Friday, September 14, 2012

Twitter sends signal: Mind what you tweet, submits 3-mnth Tweets of protester to court


 Twitter may have sent out a signal that it’s in the Information and Communications Technology (ICT) space to play, make money and definitely not to engage in any sort of fight or be drawn into one by all means.

This follows the velocity of compliance by Twitter with a New York judge’s cut-off date last Friday to submit three months' of Tweets by an end-user who was arrested last year in an Occupy Wall Street protest, reports Associated Press (AP).
DigitalSENSENews recalls that last Tuesday, New York State Supreme Court Judge Matthew A. Sciarrino Jr. ordered Twitter to produce the information in three days or face a fine that he would calculate based on the company’s earnings statements from the past six months.
According to Twitter’s Transparency Report from July 2012, it is not uncommon for the entity to give up end-user data as part of legal challenges, especially on a global basis the company provides “some or all data” in requests for user information 63 per cent of the time.
The court had ordered for the data came as part of an appeal from the social networking giant that asked the court to reverse an earlier judgment. The case involves the private data of Twitter user Malcom Harris, who was arrested with 700 other protesters during an Occupy Wall Street (OWS) demonstration last October.
Also Bloomberg had quoted Sciarrino as saying “I can’t put Twitter or the little blue bird in jail, so the only way to punish [Twitter] is monetarily.”
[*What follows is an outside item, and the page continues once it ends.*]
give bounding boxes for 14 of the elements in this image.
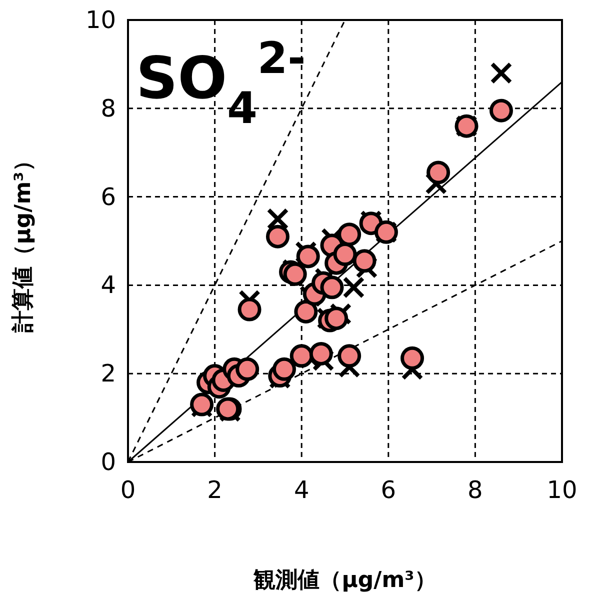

The judge's order invited Twitter to supply information that might link Harris to the account responsible for the Tweets that were posted publicly.
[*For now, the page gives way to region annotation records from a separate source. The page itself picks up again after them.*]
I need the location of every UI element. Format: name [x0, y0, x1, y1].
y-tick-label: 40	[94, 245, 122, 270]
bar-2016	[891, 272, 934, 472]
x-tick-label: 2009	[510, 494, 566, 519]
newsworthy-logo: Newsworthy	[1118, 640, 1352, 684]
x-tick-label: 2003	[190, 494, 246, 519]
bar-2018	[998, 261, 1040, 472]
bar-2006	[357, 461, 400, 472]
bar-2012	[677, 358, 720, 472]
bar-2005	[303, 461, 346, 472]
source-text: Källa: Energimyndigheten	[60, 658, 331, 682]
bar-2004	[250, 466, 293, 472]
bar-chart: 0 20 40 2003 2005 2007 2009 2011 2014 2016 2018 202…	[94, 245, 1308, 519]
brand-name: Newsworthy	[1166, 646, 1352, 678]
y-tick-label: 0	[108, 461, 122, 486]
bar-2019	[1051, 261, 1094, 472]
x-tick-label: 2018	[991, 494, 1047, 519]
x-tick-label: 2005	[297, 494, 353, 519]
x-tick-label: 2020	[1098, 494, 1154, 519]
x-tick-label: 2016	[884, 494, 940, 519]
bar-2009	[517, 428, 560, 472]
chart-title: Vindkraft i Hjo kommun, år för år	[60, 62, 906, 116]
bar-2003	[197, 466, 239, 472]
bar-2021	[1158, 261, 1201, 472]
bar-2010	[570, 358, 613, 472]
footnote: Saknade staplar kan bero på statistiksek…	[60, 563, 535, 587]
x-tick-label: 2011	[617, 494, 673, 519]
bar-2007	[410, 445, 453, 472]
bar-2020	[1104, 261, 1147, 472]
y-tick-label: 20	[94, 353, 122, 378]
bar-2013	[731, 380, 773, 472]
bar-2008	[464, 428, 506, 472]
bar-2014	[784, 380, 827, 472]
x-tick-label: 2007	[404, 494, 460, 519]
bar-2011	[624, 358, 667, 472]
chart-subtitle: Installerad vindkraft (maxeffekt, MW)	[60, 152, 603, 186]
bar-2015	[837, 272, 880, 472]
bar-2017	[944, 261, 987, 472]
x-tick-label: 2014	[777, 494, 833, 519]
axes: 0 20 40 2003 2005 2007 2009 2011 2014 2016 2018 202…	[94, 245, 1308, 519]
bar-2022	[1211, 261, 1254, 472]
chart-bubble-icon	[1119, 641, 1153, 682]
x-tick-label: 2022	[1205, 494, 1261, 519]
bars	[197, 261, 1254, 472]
Although it dragged foot initially, but in May, Twitter stepped in after Harris was reportedly trying to thwart the court’s attempt to obtain three-months of his Tweets. The court contended he did not own that data, which is stored on Twitter servers.
Harris Tweeted in May “ The secret is: there's nothing incriminating in the tweets.”
But the case is not so much about the content of the Tweets as the protection of data, private or otherwise, users put on the Internet.